The much anticipated Benghazi Select Committee report released early Tuesday morning reveals former Secretary of Defense Leon Panetta order military assets to be deployed to Benghazi, but they never arrived. Two unarmed drones, showing a live feed of the attack, did.

Military assets sat for hours while Americans were under attack and while President Obama's team at the White House debated getting YouTube to take down a video offensive to Muslims, which was of course used as an excuse for the attack. 

"You can read this report in less time than our fellow Americans were under attack in Benghazi" Select Committee Chairman Trey Gowdy said during a press conference Tuesday.

Navy SEALs Tyrone Woods and Glen Doherty were killed eight hours into the attack. Doherty self-deployed with a small team to Benghazi from Tripoli after hearing about the attack. 

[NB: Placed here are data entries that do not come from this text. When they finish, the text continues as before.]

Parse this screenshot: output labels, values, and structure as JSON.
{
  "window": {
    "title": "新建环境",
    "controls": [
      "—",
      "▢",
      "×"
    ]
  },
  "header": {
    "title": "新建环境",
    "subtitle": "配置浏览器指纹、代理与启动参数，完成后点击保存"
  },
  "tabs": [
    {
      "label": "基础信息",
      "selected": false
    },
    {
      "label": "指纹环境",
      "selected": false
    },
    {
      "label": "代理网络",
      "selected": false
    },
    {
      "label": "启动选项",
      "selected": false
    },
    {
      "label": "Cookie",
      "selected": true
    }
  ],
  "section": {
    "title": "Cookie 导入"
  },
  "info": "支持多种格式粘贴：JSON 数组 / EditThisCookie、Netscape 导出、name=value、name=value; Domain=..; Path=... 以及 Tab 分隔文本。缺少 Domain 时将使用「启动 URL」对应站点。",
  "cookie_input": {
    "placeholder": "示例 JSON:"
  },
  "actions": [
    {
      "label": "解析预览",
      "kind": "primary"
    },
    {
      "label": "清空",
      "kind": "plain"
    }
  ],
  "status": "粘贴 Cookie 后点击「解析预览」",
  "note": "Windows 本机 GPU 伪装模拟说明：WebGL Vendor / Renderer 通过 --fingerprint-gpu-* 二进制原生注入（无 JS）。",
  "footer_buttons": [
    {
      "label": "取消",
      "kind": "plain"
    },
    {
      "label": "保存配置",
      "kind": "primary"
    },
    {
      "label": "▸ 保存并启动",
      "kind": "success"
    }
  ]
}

"Team Tripoli,  which  included military  personnel based  at  the Tripoli  Annex,  acted  with  purpose, precision and  ingenuity that  night. The Secretary and  the  Joint  Staff  did  not  know  those personnel  were  in Tripoli, much less were they considered as one of the potential assets to respond to the  events  in  Benghazi," the report states. "In  fact, they represent  the  only military 'asset' to  reach  Benghazi  during  the  attacks. They deployed  themselves because fellow Americans needed them."


The question remaining is why the assets never made it. According to the report, President Obama said during the attack to "do everything possible to help our people."

"When  the  attacks in  Benghazi  began, the  Defense  Department was unprepared to respond. Despite there being a missing U.S. Ambassador, its response—from  the start  of  the  attack  at  9:42 p.m. in  Libya,  to  the amount of time it took for the forces to actually deploy until late the next morning in Libya at best illustrates a rusty bureaucratic  process  not in keeping  with  the gravity  and urgency  of  the  events  happening  on  the ground. The  decisions  made  earlier  in  the  year  by  senior  State  Department  officials to maintain a presence in Benghazi without adequate security forces and  an  inadequately  fortified Mission compound contributed  to  what amounted  to  a worst  case  scenario of  circumstances  that  would  test the military’s preparedness and ability to respond," the report states. "Nevertheless, the Defense Department did not pass the test. Whether this failure is shouldered by it alone,  or  rests  in  part  on  decisions  made  by  the  State  Department  in Washington D.C. or with the White House who presided over a two hour meeting  where  half  of  the  action  items  related  to  an  anti-Muslim video wholly unconnected to the attacks, is one of the lingering questions about Benghazi."

"What is  clear  is  the Secretary  of  Defense testified  he was  clear on both what the President ordered and what he ordered subsequent to the initial attack. Yet,  no  asset  was  ever  ordered  to  respond  to  Benghazi  and  the decisions made and  not  made coupled  with  a  lack  of  urgency in Washington D.C. delayed  the  response even, in some  instances, with an Ambassador missing," the report continues. 

UPDATE: Could it be that military assets never left the ground because the State Department was arguing about which uniforms the Marines should have been wearing on their rescue missing? Wow.

***

The report is nearly 900-pages long. We will post additional reporting as we get through it.

This post has been updated with additional information.